The history of dangerous conditions and abortion clinic scandals since 1973 is long, detailed, and depressing, and it continues. It doesn’t protect women’s health when the media refuses to report these scandals, resolutely refusing to question any abortion practices publicly on the supposed justification that population control is more important than any risks of abortion.

The five justices waved off the Gosnell murder conviction in Philadelphia in 2012 with the weak off-hand remark that bad people will always evade the law. (Does that apply to gun regulations, too?) But this specifically ignores what the Philadelphia grand jury found and reported publicly: that heightened medical standards, including regulations on sufficiently broad hallways, were needed to protect women’s health along with regular inspections.

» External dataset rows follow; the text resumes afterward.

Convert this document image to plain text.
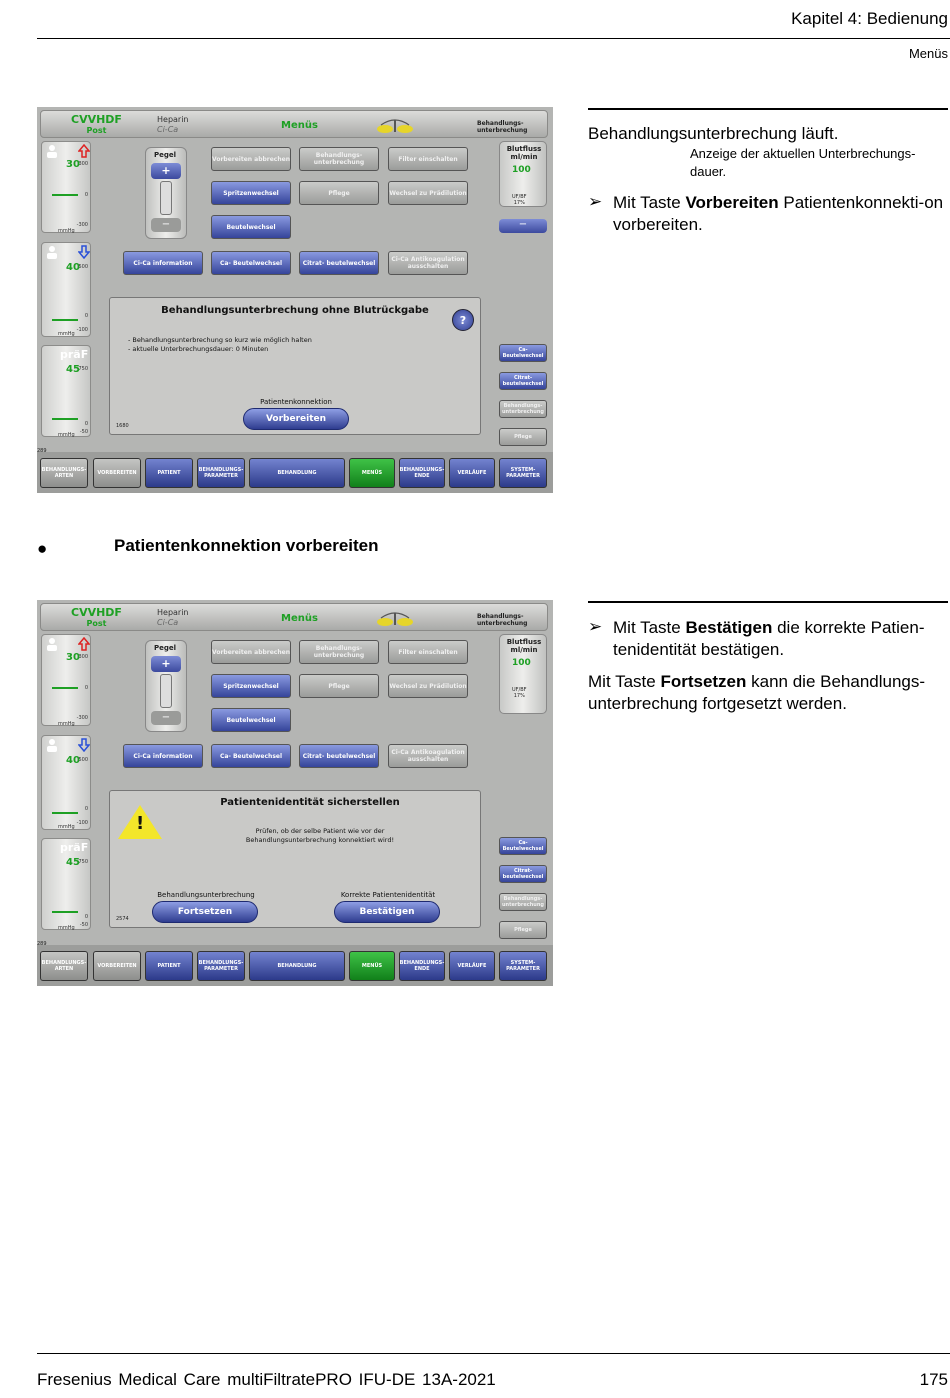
Kapitel 4: Bedienung
Menüs
Fresenius Medical Care multiFiltratePRO IFU-DE 13A-2021	175
CVVHDF
Post
Heparin
Ci-Ca	Menüs	Behandlungs-
unterbrechung
30
300
0
-300
mmHg
40
500
0
-100
mmHg
präF
45
750
0
-50
mmHg
Pegel
+
−
Vorbereiten abbrechen	Behandlungs- unterbrechung	Filter einschalten
Spritzenwechsel	Pflege	Wechsel zu Prädilution
Beutelwechsel
Ci-Ca information	Ca- Beutelwechsel	Citrat- beutelwechsel	Ci-Ca Antikoagulation ausschalten
Blutfluss ml/min
100
UF/BF
17%
−
Ca- Beutelwechsel
Citrat- beutelwechsel
Behandlungs- unterbrechung
Pflege
Behandlungsunterbrechung ohne Blutrückgabe
?
- Behandlungsunterbrechung so kurz wie möglich halten
- aktuelle Unterbrechungsdauer: 0 Minuten
Patientenkonnektion
Vorbereiten
1680
289
BEHANDLUNGS- ARTEN	VORBEREITEN	PATIENT	BEHANDLUNGS- PARAMETER	BEHANDLUNG	MENÜS	BEHANDLUNGS- ENDE	VERLÄUFE	SYSTEM- PARAMETER
Behandlungsunterbrechung läuft.
Anzeige der aktuellen Unterbrechungs-dauer.
➢ Mit Taste Vorbereiten Patientenkonnekti-on vorbereiten.
●	Patientenkonnektion vorbereiten
CVVHDF
Post
Heparin
Ci-Ca	Menüs	Behandlungs-
unterbrechung
30
300
0
-300
mmHg
40
500
0
-100
mmHg
präF
45
750
0
-50
mmHg
Pegel
+
−
Vorbereiten abbrechen	Behandlungs- unterbrechung	Filter einschalten
Spritzenwechsel	Pflege	Wechsel zu Prädilution
Beutelwechsel
Ci-Ca information	Ca- Beutelwechsel	Citrat- beutelwechsel	Ci-Ca Antikoagulation ausschalten
Blutfluss ml/min
100
UF/BF
17%
Ca- Beutelwechsel
Citrat- beutelwechsel
Behandlungs- unterbrechung
Pflege
!
Patientenidentität sicherstellen
Prüfen, ob der selbe Patient wie vor der
Behandlungsunterbrechung konnektiert wird!
Behandlungsunterbrechung
Fortsetzen
Korrekte Patientenidentität
Bestätigen
2574
289
BEHANDLUNGS- ARTEN	VORBEREITEN	PATIENT	BEHANDLUNGS- PARAMETER	BEHANDLUNG	MENÜS	BEHANDLUNGS- ENDE	VERLÄUFE	SYSTEM- PARAMETER
➢ Mit Taste Bestätigen die korrekte Patien-tenidentität bestätigen.
Mit Taste Fortsetzen kann die Behandlungs-unterbrechung fortgesetzt werden.
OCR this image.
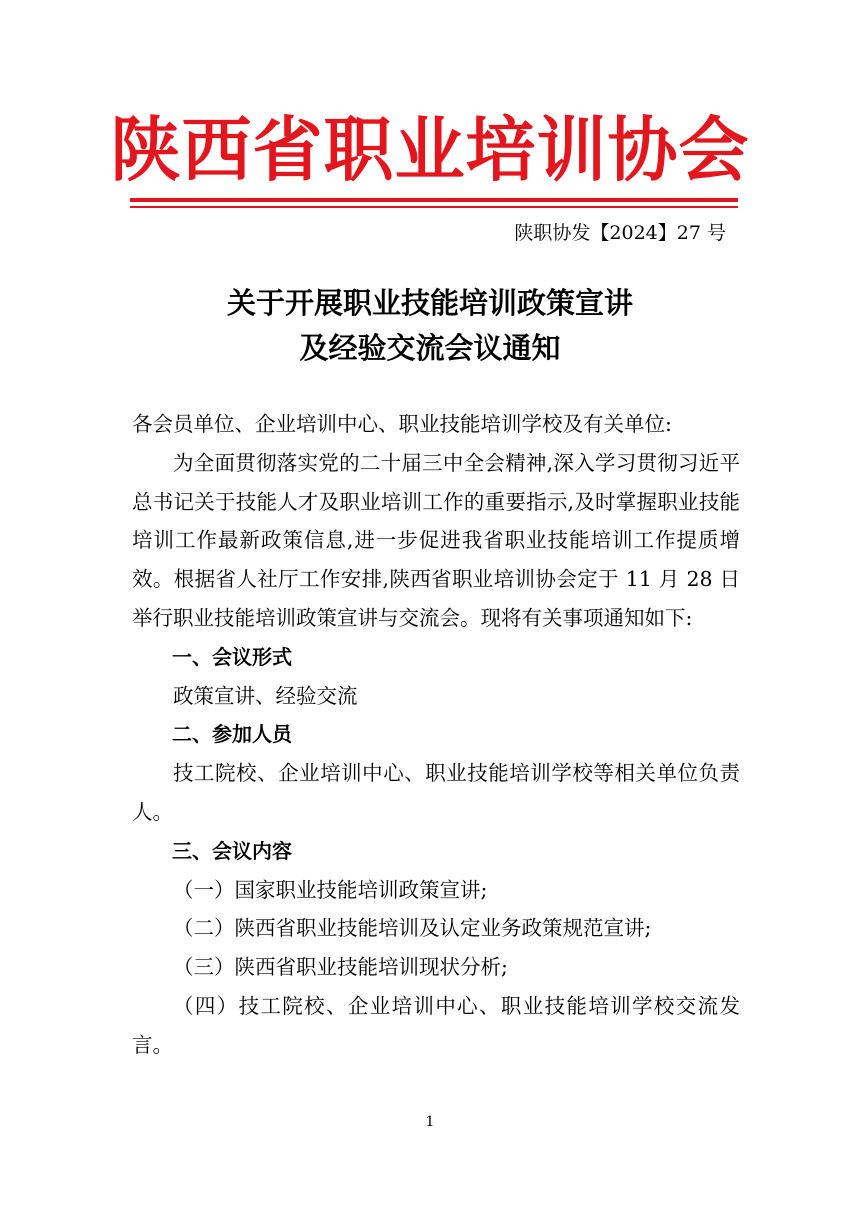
陕西省职业培训协会
陕职协发【2024】27 号
关于开展职业技能培训政策宣讲
及经验交流会议通知

各会员单位、企业培训中心、职业技能培训学校及有关单位:

为全面贯彻落实党的二十届三中全会精神,深入学习贯彻习近平总书记关于技能人才及职业培训工作的重要指示,及时掌握职业技能培训工作最新政策信息,进一步促进我省职业技能培训工作提质增效。根据省人社厅工作安排,陕西省职业培训协会定于 11 月 28 日举行职业技能培训政策宣讲与交流会。现将有关事项通知如下:

一、会议形式

政策宣讲、经验交流

二、参加人员

技工院校、企业培训中心、职业技能培训学校等相关单位负责人。

三、会议内容

（一）国家职业技能培训政策宣讲;

（二）陕西省职业技能培训及认定业务政策规范宣讲;

（三）陕西省职业技能培训现状分析;

（四）技工院校、企业培训中心、职业技能培训学校交流发言。

1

3. The Supreme Court Relied Upon Bad Data

Third, the Five confidently cited the notion that “abortion is safer than childbirth.” That myth has long ago been exploded. The published abortion mortality rate and the published childbirth mortality rate are non-comparable. What goes into the numerator and denominator of each is completely different. There is no basis for comparison.

The former director of the Centers for Disease Control and Prevention (CDC) said the two published rates should not be compared because they are different measures. Although this has been clear for years, the Five cherry-picked this notion, while ignoring much contrary evidence in briefs filed in the Supreme Court.

4. Give ‘Em the Evidence They Want of Harm to Women

Fourth, the Five did not consider the growing body of peer-reviewed international studies finding increased medical risks of pre-term birth, mental trauma, and breast cancer after abortion. An increased risk is not the same as causation, but every woman seeking abortion should be informed of this body of international, peer-reviewed data. The increased risk of pre-term abortion after abortion, for example, is supported by studies of women from more than 30 countries.

Since the Five implied more medical evidence is needed, Congress should pass a National Abortion Data Reporting law this summer. None has existed in the 43 years since Roe. There are only two sources of national data, and reporting to both is completely voluntary. California, which used to report one-quarter to one-third of all abortions annually, reports its data to the CDC only sporadically. That annual figure the CDC and the media so confidently report is only an estimate. Consequently, no one can confidently know the rate of complications after abortion. Until there is reliable national data, women are making decisions in the dark without fully informed consent.

Obviously, pro-life Americans are concerned about the fate of the unborn child killed in an abortion, but the Supreme Court has long since rejected those sentiments in favor of focusing only on one person involved who is outside the womb. Since the court has made the interests of women the only issue, any strategy worth pursuing will include those interests.

Moreover, the nature of abortion puts the mother and child, together, at the center of the decision. The Supreme Court sticks to Roe v. Wade based on the assumption that abortion is good for women. In every pregnancy, various factors may affect the health of mother and child, and Americans care about the health of both. We’ve known since at least the Gallup poll of 1990 on “Abortion and Moral Belief” that many Americans see legal abortion as a “necessary evil” because of some sense (however vague or uncertain) that legal abortion is “good” for women. So focusing on the baby alone does not take account of medical, legal, and social realities.

Hopefully the pro-life movement will have the courage and resilience to be on the side of women for the long-term, despite the recent blowback from five agenda-driven justices. There’s more than enough reason and evidence to do so.

Clarke Forsythe is acting president and senior counsel at Americans United for Life Action (AULA), and author of “Abuse of Discretion: The Inside Story of Roe v. Wade” (Encounter Books 2013).